In the building stage you just instruct Hugo to build the website into a new public/{ipfs,i2p,etc}
directory based on a custom configuration file inside config/config-{ipfs,i2p,etc}.toml
.
function build_ipfs () {
echo -e "[ Building content for IPFS ]"
hugo --quiet -s $dir --config "$dir/config/config.toml,$dir/config/config-ipfs.toml"
}
While an IPFS deploy should look like this:
function deploy_ipfs () {
echo -e "[ Deploying files to ipfs ]"
local hash=$(ipfs add -r -q "$dir/public/ipfs/" | tail -n 1)

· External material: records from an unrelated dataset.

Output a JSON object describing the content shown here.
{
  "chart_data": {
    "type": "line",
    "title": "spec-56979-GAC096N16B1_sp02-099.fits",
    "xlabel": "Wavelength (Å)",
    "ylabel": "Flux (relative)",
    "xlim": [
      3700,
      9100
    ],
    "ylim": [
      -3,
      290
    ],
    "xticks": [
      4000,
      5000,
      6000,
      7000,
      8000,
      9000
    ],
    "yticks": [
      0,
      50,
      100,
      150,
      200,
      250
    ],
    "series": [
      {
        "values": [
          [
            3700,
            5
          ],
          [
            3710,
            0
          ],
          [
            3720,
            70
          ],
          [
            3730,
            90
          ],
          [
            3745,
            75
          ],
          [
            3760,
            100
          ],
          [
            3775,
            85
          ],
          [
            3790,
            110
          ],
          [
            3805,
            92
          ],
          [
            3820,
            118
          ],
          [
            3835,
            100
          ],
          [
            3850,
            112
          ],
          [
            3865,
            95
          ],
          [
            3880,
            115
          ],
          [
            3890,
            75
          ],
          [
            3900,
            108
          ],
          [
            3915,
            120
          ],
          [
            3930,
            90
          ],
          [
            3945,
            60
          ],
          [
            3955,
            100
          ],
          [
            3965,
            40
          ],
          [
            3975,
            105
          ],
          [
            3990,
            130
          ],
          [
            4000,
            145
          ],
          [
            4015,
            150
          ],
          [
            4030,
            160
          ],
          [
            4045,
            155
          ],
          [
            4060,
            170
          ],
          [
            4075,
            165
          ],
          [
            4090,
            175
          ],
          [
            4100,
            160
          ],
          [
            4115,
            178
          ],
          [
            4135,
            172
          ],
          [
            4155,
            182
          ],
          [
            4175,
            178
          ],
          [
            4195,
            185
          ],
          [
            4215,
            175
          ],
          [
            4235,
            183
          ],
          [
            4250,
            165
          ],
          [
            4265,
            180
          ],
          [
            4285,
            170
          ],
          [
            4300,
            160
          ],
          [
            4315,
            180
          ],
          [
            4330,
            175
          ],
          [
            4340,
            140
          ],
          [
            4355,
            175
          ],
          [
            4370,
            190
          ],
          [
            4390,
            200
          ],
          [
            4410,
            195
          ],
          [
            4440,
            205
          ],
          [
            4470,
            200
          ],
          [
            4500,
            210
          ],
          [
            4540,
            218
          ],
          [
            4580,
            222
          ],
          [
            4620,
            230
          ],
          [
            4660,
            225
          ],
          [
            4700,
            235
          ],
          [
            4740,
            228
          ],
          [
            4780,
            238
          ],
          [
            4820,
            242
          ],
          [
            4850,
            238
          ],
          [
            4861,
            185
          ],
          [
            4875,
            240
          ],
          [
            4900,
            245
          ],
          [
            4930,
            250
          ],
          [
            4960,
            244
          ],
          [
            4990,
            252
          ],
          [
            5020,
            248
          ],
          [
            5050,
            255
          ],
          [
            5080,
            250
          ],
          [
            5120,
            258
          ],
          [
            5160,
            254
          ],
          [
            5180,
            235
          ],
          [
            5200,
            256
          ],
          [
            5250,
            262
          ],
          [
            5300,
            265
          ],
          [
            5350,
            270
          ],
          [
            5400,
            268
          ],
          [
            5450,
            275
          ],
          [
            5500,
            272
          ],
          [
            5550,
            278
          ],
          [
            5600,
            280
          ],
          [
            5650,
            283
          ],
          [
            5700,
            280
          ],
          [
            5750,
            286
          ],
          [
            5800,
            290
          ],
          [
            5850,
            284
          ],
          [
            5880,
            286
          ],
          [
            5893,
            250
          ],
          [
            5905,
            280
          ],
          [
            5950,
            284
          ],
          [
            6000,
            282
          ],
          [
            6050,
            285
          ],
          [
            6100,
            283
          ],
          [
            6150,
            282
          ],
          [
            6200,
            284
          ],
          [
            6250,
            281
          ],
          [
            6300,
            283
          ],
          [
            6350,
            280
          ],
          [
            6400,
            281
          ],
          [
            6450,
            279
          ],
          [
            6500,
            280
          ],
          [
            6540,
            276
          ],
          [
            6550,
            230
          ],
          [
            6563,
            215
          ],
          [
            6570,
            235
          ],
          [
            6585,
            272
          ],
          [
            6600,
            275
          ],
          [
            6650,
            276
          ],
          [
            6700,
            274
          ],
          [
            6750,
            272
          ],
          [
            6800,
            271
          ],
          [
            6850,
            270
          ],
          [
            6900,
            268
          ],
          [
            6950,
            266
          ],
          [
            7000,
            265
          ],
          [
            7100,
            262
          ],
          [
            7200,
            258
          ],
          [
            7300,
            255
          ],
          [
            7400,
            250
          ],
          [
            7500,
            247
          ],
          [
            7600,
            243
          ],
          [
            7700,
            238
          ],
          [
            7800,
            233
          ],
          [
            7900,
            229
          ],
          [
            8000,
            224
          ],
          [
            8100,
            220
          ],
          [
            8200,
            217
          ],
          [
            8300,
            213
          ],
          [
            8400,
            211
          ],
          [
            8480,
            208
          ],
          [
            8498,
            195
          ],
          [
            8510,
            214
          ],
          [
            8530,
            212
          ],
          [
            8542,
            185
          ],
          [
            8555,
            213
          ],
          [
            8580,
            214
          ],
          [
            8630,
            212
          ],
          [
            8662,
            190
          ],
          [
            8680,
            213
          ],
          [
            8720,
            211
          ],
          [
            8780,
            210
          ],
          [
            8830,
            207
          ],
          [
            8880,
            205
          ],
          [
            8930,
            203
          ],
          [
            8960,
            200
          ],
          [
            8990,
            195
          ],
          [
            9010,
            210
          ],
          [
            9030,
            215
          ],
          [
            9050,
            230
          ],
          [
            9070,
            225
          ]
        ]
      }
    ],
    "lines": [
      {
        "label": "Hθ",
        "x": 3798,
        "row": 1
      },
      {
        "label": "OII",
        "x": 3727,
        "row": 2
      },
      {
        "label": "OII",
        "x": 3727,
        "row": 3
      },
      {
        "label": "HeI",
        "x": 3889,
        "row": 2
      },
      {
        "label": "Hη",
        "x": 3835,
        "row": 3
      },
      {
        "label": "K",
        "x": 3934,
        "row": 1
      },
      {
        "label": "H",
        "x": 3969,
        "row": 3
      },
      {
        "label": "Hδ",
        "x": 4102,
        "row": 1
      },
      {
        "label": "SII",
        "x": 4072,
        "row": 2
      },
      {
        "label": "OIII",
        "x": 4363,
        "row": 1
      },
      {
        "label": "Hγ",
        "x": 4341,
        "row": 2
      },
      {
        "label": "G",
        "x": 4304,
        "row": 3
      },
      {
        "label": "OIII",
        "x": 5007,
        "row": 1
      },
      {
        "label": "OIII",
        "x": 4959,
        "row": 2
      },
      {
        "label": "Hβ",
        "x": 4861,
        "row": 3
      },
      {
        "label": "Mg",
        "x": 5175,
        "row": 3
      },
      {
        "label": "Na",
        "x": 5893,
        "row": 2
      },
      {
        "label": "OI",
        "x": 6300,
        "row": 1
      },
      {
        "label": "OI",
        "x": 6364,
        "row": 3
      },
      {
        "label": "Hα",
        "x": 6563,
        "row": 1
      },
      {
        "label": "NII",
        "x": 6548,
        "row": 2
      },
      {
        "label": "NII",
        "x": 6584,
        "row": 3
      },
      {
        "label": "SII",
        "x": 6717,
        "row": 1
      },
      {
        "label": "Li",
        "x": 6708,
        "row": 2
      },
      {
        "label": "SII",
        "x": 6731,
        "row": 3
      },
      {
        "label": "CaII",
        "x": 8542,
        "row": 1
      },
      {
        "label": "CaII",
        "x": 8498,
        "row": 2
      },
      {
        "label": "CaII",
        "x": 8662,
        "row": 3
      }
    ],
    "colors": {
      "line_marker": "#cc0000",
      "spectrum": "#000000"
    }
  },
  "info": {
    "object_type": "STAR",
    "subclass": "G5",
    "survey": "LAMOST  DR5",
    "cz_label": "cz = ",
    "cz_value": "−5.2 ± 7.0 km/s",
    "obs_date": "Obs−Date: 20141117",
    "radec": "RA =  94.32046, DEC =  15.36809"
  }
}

local pin=$(ipfs pin add $hash)
local ipns=$(ipfs name publish $hash)
echo -e "[ URL: https://ipfs.io/ipfs/$hash ]"
echo -e "[ IPNS: $ipns ]"
}
A git deploy would look similar to this:
function deploy_git () {
echo -e "[ Deploying files to git ]"
cd "$dir/public/www"
git add -A
git commit -S -m "Site rebuilt."
git push origin master
cd $dir
}
As you can see, the whole script is quite extensible.
I won’t provide a full bash script to download and I’ll leave that part as an exercise to the reader.